= Intrastructural help =

Lymphocyte activity

Intrastructural help (ISH) is where T and B cells cooperate to help or suppress an immune response gene. ISH has proven effective for the treatment of influenza, rabies related lyssavirus, hepatitis B, and the HIV virus. This process was used in 1979 to observe that T cells specific to the influenza virus could promote the stimulation of hemagglutinin specific B cells and elicit an effective humoral immune response. It was later applied to the lyssavirus and was shown to protect raccoons from lethal challenge. The ISH principle is especially beneficial because relatively invariable structural antigens can be used for the priming of T-cells to induce humoral immune response against variable surface antigens. Thus, the approach has also transferred well for the treatment of hepatitis B and HIV.

==Background==
One of the approaches for a protective HIV-1 vaccine is broadly neutralizing antibodies. These antibodies are found in 10-25 % of HIV-1 infected patients. Few of those (worldwide 0.8% of HIV-1 positive individuals) are able to suppress viremia up to a level that is below the detection levels and are so-called "elite controllers" or "long term non-progressors". Most of the conducted vaccine trials were unable to induce protective neutralizing antibodies; even though some protective effects of poly-functional antibodies were observed. These Fc-dependent effects seem to play an important role in disease control as shown by the non-human primate (NHP) experiment. In contrast, the results of the adenoviral-based STEP trial suggested a higher susceptibility due to high levels of non-neutralizing poly-functional antibodies and helper T cell proliferation induced by vaccination. In mouse models antibodies from the IgG1 subclass, which were mostly induced by vaccination, were seen to possess a relatively low functionality. Therefore, one objective is to increase the quality of the immune response by the induction of poly-functional antibody sub classes, e.g. IgG2A. However, according to results from animal studies, cytotoxic T cells seem to be mandatory for a protective vaccine. Although this was not detectable in the human trials conducted to-date, it is assumed that reduction of viral loads early after infection can be achieved. Thus the current goal is to avoid uncontrolled T cell proliferation and modulate the humoral immune response towards highly efficient poly-functional monoclonal antibodies.

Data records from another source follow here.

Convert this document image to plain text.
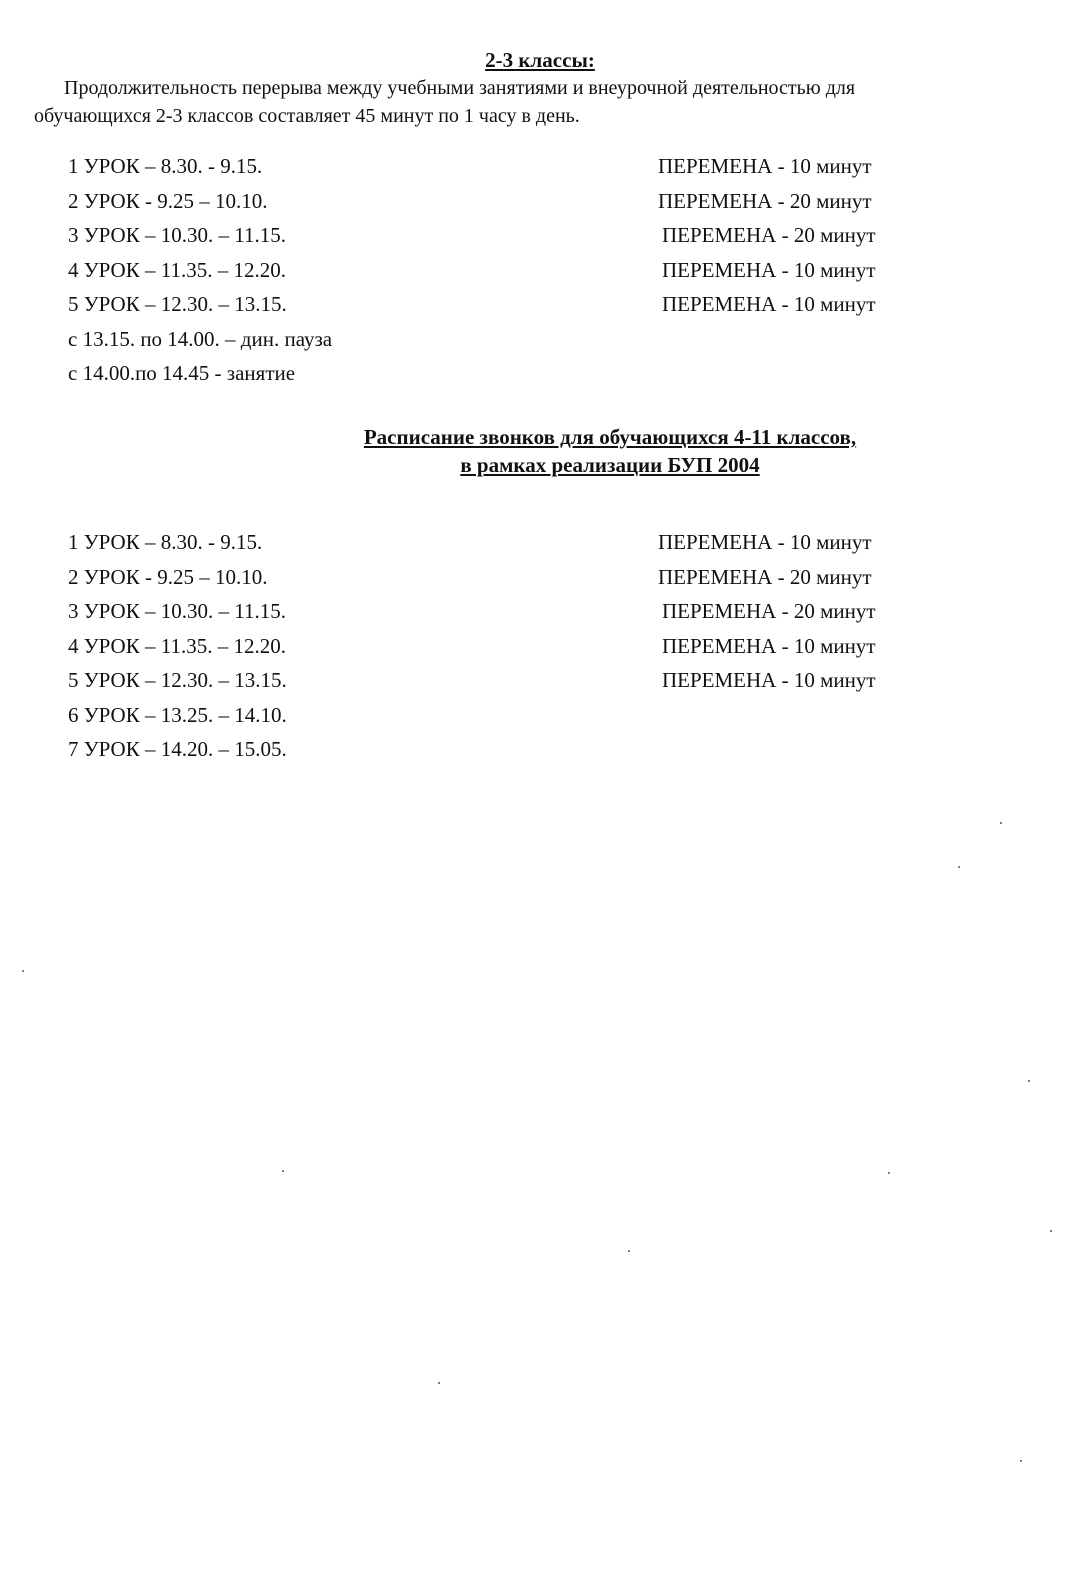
2-3 классы:
Продолжительность перерыва между учебными занятиями и внеурочной деятельностью для
обучающихся 2-3 классов составляет 45 минут по 1 часу в день.
1 УРОК – 8.30. - 9.15.	ПЕРЕМЕНА - 10 минут
2 УРОК - 9.25 – 10.10.	ПЕРЕМЕНА - 20 минут
3 УРОК – 10.30. – 11.15.	ПЕРЕМЕНА - 20 минут
4 УРОК – 11.35. – 12.20.	ПЕРЕМЕНА - 10 минут
5 УРОК – 12.30. – 13.15.	ПЕРЕМЕНА - 10 минут
с 13.15. по 14.00. – дин. пауза
с 14.00.по 14.45 - занятие
Расписание звонков для обучающихся 4-11 классов,
в рамках реализации БУП 2004
1 УРОК – 8.30. - 9.15.	ПЕРЕМЕНА - 10 минут
2 УРОК - 9.25 – 10.10.	ПЕРЕМЕНА - 20 минут
3 УРОК – 10.30. – 11.15.	ПЕРЕМЕНА - 20 минут
4 УРОК – 11.35. – 12.20.	ПЕРЕМЕНА - 10 минут
5 УРОК – 12.30. – 13.15.	ПЕРЕМЕНА - 10 минут
6 УРОК – 13.25. – 14.10.
7 УРОК – 14.20. – 15.05.
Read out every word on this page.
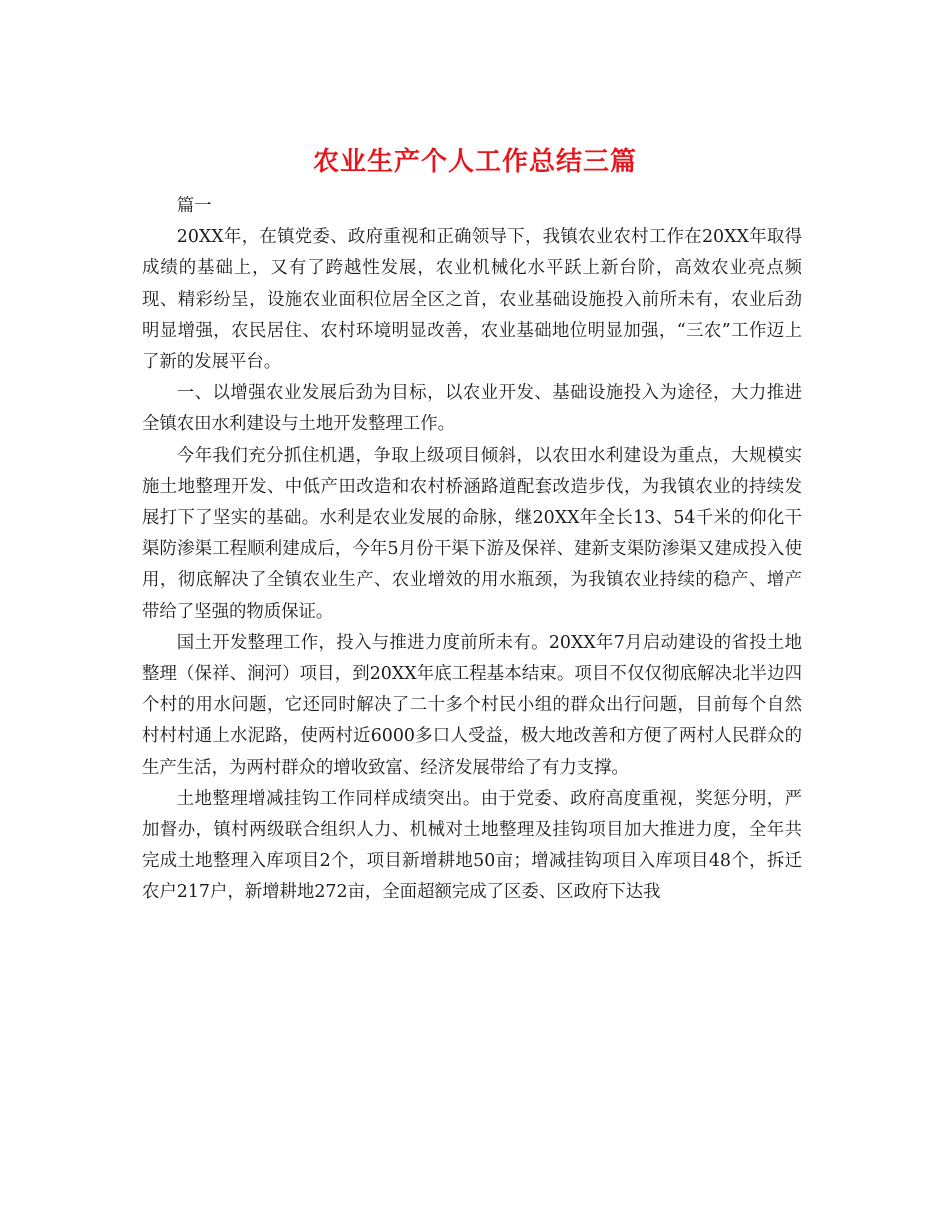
农业生产个人工作总结三篇

篇一

20XX年，在镇党委、政府重视和正确领导下，我镇农业农村工作在20XX年取得成绩的基础上，又有了跨越性发展，农业机械化水平跃上新台阶，高效农业亮点频现、精彩纷呈，设施农业面积位居全区之首，农业基础设施投入前所未有，农业后劲明显增强，农民居住、农村环境明显改善，农业基础地位明显加强，“三农”工作迈上了新的发展平台。

一、以增强农业发展后劲为目标，以农业开发、基础设施投入为途径，大力推进全镇农田水利建设与土地开发整理工作。

今年我们充分抓住机遇，争取上级项目倾斜，以农田水利建设为重点，大规模实施土地整理开发、中低产田改造和农村桥涵路道配套改造步伐，为我镇农业的持续发展打下了坚实的基础。水利是农业发展的命脉，继20XX年全长13、54千米的仰化干渠防渗渠工程顺利建成后，今年5月份干渠下游及保祥、建新支渠防渗渠又建成投入使用，彻底解决了全镇农业生产、农业增效的用水瓶颈，为我镇农业持续的稳产、增产带给了坚强的物质保证。

国土开发整理工作，投入与推进力度前所未有。20XX年7月启动建设的省投土地整理（保祥、涧河）项目，到20XX年底工程基本结束。项目不仅仅彻底解决北半边四个村的用水问题，它还同时解决了二十多个村民小组的群众出行问题，目前每个自然村村村通上水泥路，使两村近6000多口人受益，极大地改善和方便了两村人民群众的生产生活，为两村群众的增收致富、经济发展带给了有力支撑。

土地整理增减挂钩工作同样成绩突出。由于党委、政府高度重视，奖惩分明，严加督办，镇村两级联合组织人力、机械对土地整理及挂钩项目加大推进力度，全年共完成土地整理入库项目2个，项目新增耕地50亩；增减挂钩项目入库项目48个，拆迁农户217户，新增耕地272亩，全面超额完成了区委、区政府下达我
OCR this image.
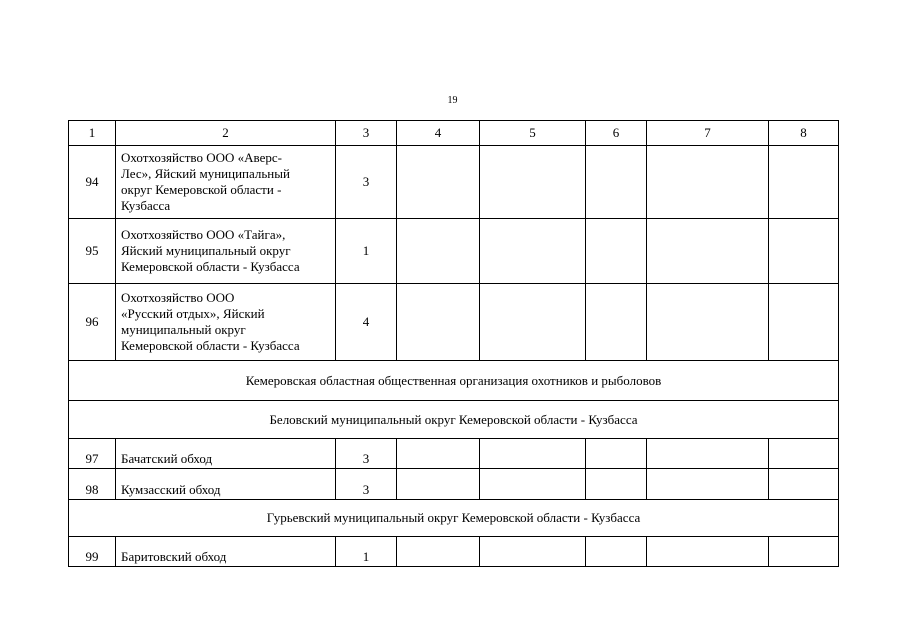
19
1	2	3	4	5	6	7	8
94	Охотхозяйство ООО «Аверс-
Лес», Яйский муниципальный
округ Кемеровской области -
Кузбасса	3					
95	Охотхозяйство ООО «Тайга»,
Яйский муниципальный округ
Кемеровской области - Кузбасса	1					
96	Охотхозяйство ООО
«Русский отдых», Яйский
муниципальный округ
Кемеровской области - Кузбасса	4					
Кемеровская областная общественная организация охотников и рыболовов							
Беловский муниципальный округ Кемеровской области - Кузбасса							
97	Бачатский обход	3					
98	Кумзасский обход	3					
Гурьевский муниципальный округ Кемеровской области - Кузбасса							
99	Баритовский обход	1					
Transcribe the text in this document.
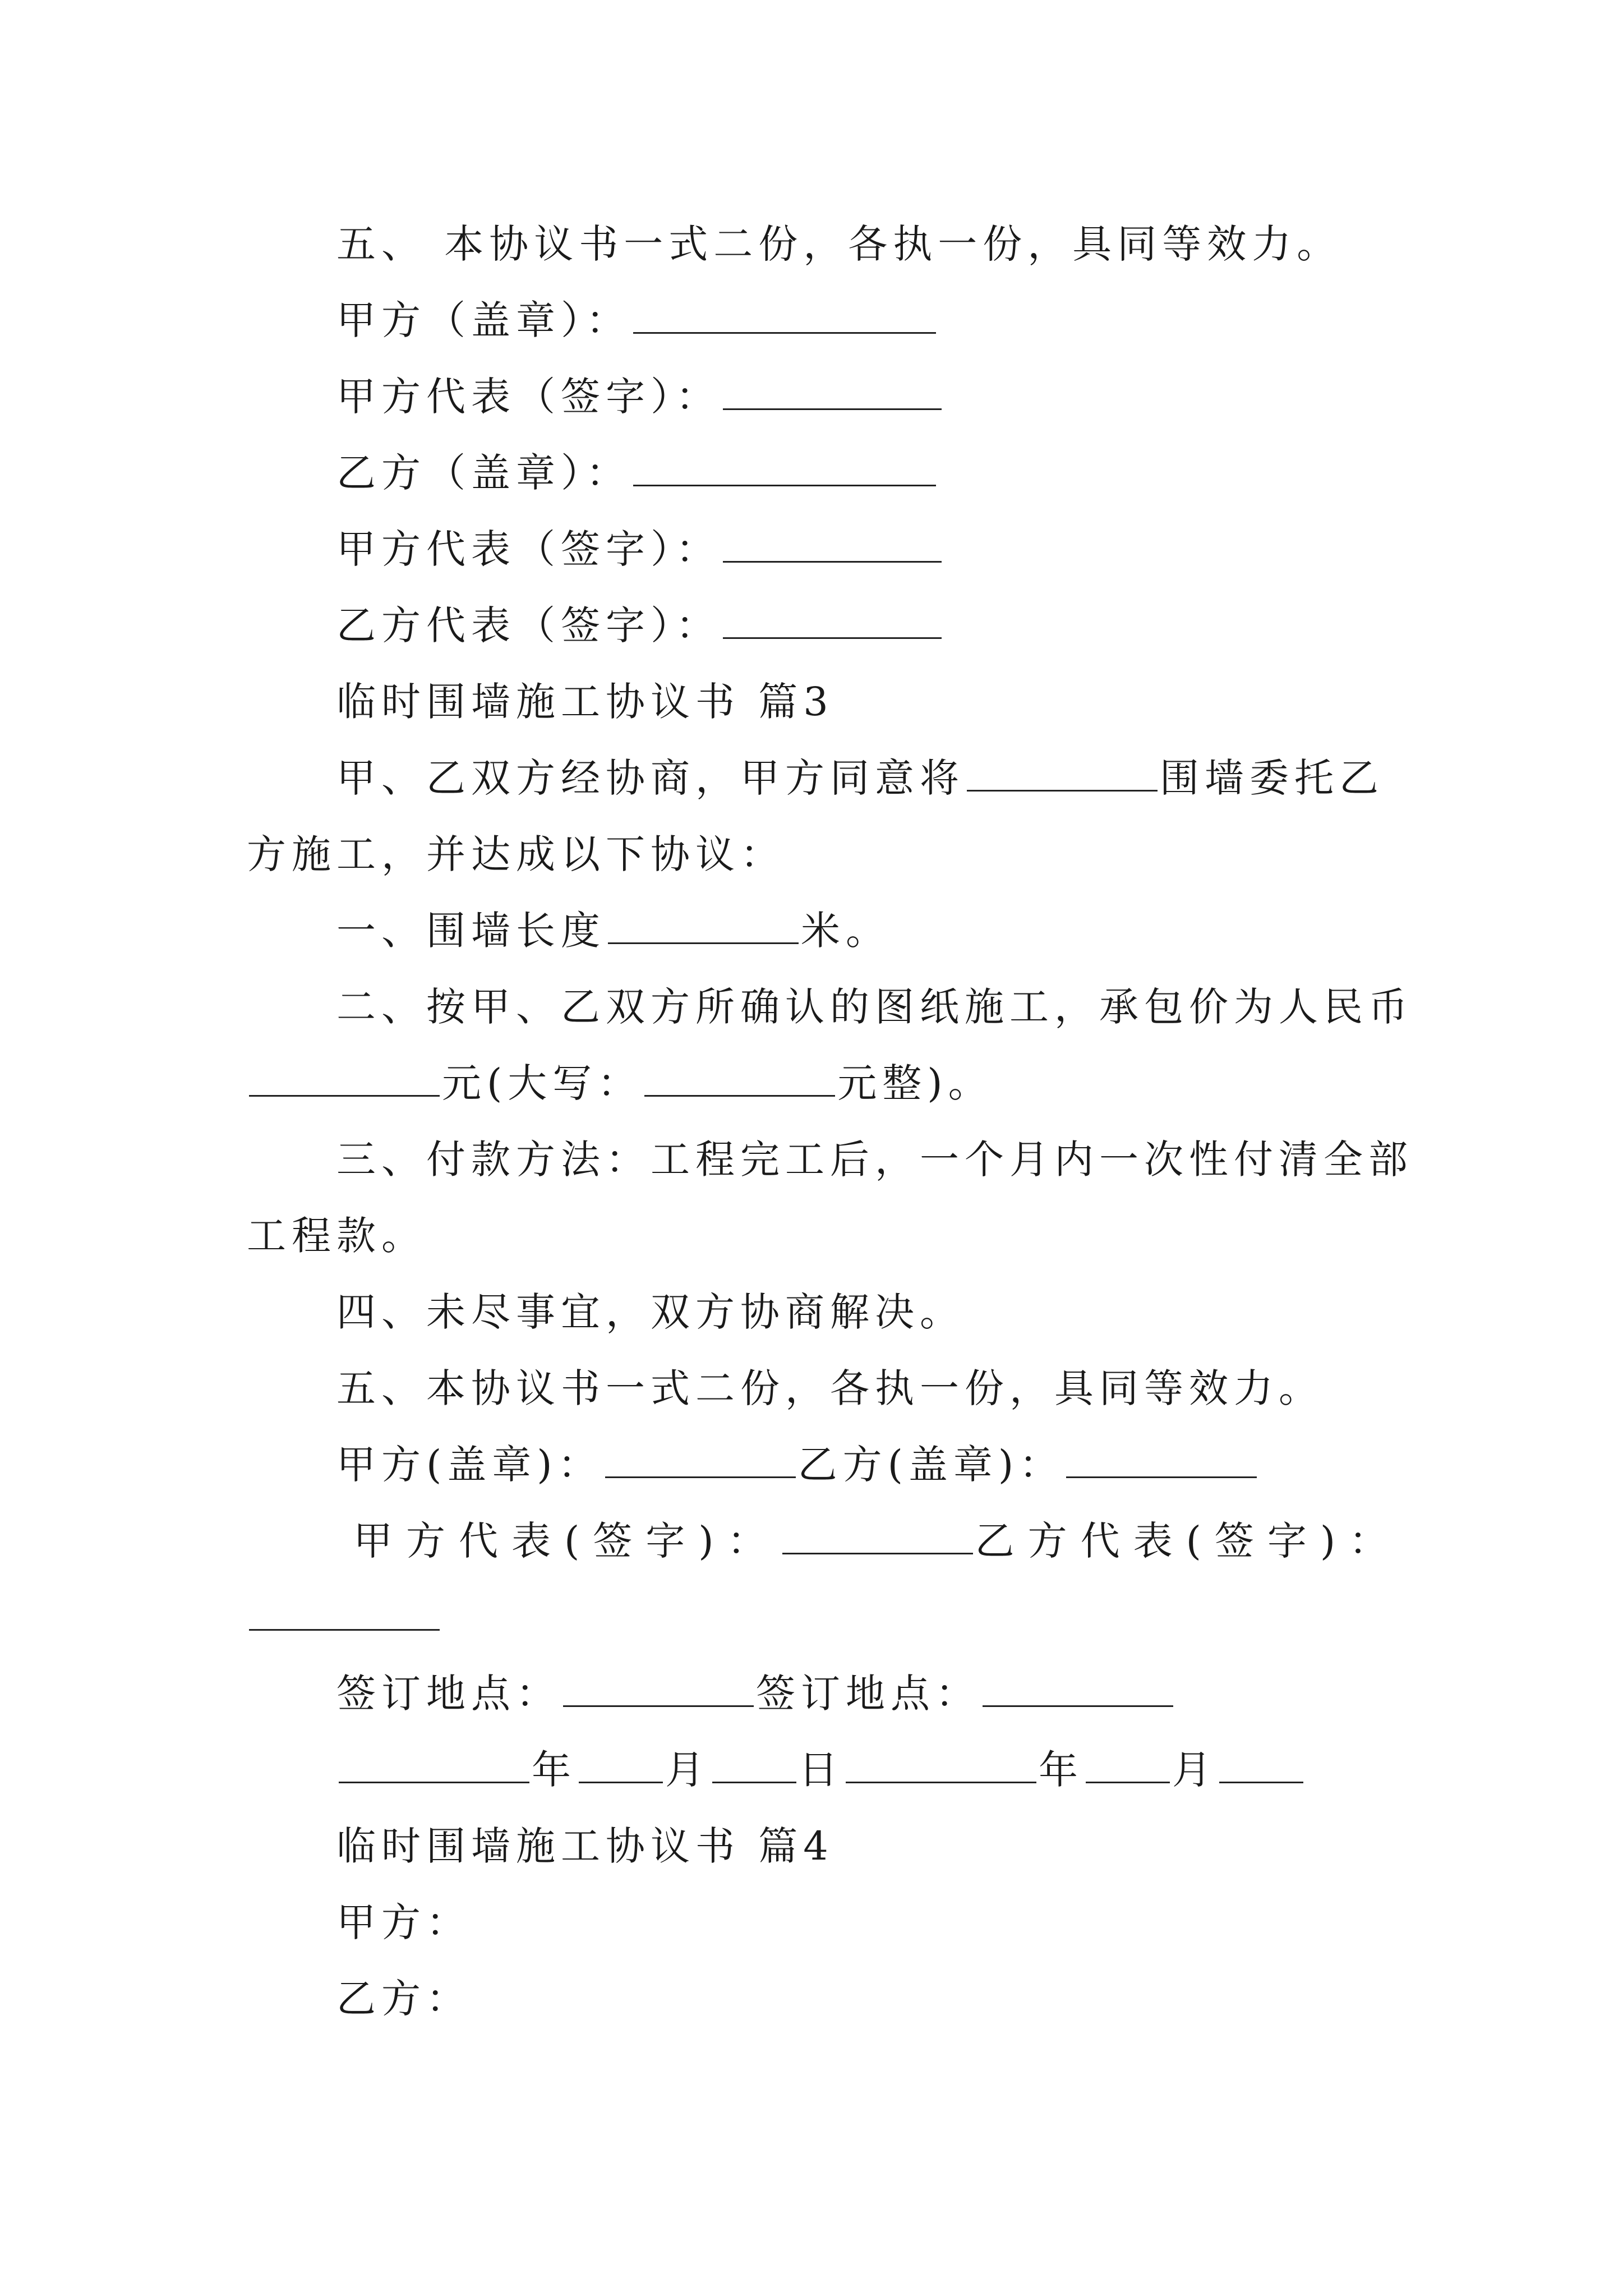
五、 本协议书一式二份，各执一份，具同等效力。
甲方（盖章）：
甲方代表（签字）：
乙方（盖章）：
甲方代表（签字）：
乙方代表（签字）：
临时围墙施工协议书 篇3
甲、乙双方经协商，甲方同意将	围墙委托乙
方施工，并达成以下协议：
一、围墙长度	米。
二、按甲、乙双方所确认的图纸施工，承包价为人民币
元(大写：	元整)。
三、付款方法：工程完工后，一个月内一次性付清全部
工程款。
四、未尽事宜，双方协商解决。
五、本协议书一式二份，各执一份，具同等效力。
甲方(盖章)：	乙方(盖章)：
甲方代表(签字)：	乙方代表(签字)：
签订地点：	签订地点：
年 月 日	年 月
临时围墙施工协议书 篇4
甲方：
乙方：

===ISH in HIV treatment===
This vaccination approach aims to induce a protective humoral and also cellular immune response by a two-step immunization scheme. The first step is based on a DNA vaccine vector in order to prime T cells. In the case of HIV, T cells specific for the group-specific antigen (Gag) are stimulated. For the second step a formulation of nano particles or virus-like particles is vaccinated. These particles contain Gag protein and HIV-Env surface protein. These particles can be recognized by B cells and subsequently be internalized, processed and presented on the cell surface on MHC-II, in combination with the primed Gag-specific T cells. This was shown to lead to a strong activation of the B cells and ultimately to the production of Env-specific antibodies by the activated B cells. In HIV research, this method was shown to enhance the specific humoral immune response and at the same time avoid an excess activation of the cellular immune response which could otherwise cause disease progression to thrive. Timewise the priming of T cells for Gag reduces the variation of the viral Env because of the lack of Env specific T cells between priming and second vaccination. This decreases the chances of escape variants developing before the boosting immunization.

===Current HIV Research===
One of the key aspects here is the precise modulation of the immune response upon activation. This implies good quantity and quality of induced antibodies but low levels of T cell stimulation to avoid aforementioned increased susceptibility and disease progression. First in vitro and immunization experiments conducted with Simian Immunodeficiency virus (SIV), showed a 10-50 fold increase in Env-specific antibodies of treated mice compared to exosome vaccinated ones. and was also verified for HIV in the mouse model by adoptive transfer experiments. Non-human primate experiments also indicate increased Env Ab titers upon Gag pre-immunization. It is likely to assume that these results are transferable to humans as HIV-1 patients with neutralizing antibodies were shown to possess increased numbers of Gag-specific T cells but time wise comparable levels of Env gp120 specific T cells. This points towards a contribution of the intrastructural help to the neutralization ability.